In a typical centrifugation bucket of the prior art, the centrifugation bucket is mounted on a centrifuge rotor by a hinge, allowing the bucket to pivot about a single axis in response to the forces of centrifugation. This allows the plates to be held parallel to the axis of rotation of the centrifuge once operational speed has been achieved. The only force produced by centrifugation during this time is a force acting normal to the surfaces of the plates. However, during starting and stopping of the centrifuge, tangential force components exist which act parallel to the surfaces of the plates and thus parallel to the interstice between the plates. These forces exist while the centrifuge accelerates from rest to its operating speed, and while the centrifuge decelerates from its operating speed to a resting position, and are produced by changes in rotational speed. The tangential forces tend to produce flow of liquid in the interstice between the plates and parallel to the surfaces of the plates. This presents a risk of contamination and loss of material.
As noted above, a typical centrifugation bucket according to the prior art comprises a yoke which is free to pivot around a single hinge. When the centrifugation bucket is at rest, the yoke is in a resting horizontal position. When the centrifugation bucket is placed in a centrifuge and is accelerated to operating speed, the yoke swings upward under the influence of the centrifugal forces produced by the rotation of the centrifuge, and is held parallel to the axis of rotation by these centrifugal forces.
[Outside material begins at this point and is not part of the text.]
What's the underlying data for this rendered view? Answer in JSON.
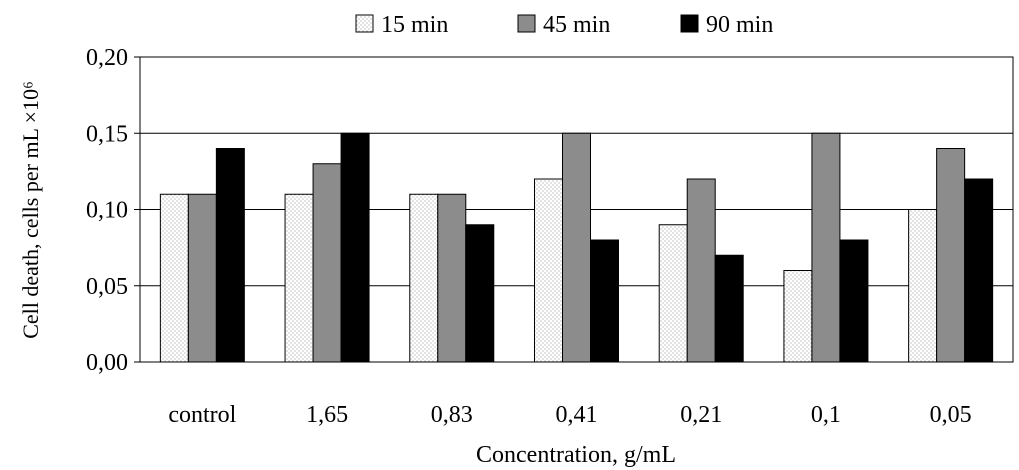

The force produced by centrifugation under these circumstances is the normal force, which acts perpendicular to the plates. However, as the centrifuge is accelerated or decelerated, tangential forces acting parallel to the surfaces of the plates also materialize, and contribute to liquid flow between the plates. Because the centrifugation bucket pivots about a single hinge, it lacks sufficient freedom of movement to respond to both the normal force and the tangential force exerted during the centrifuging process.
There exists, therefore, a need in the art for an improved centrifugation bucket for use in centrifuging multi-well plates, which allows the plates to pivot so as to allow maximization of forces acting perpendicular to the plates and minimization of forces acting parallel to the plates.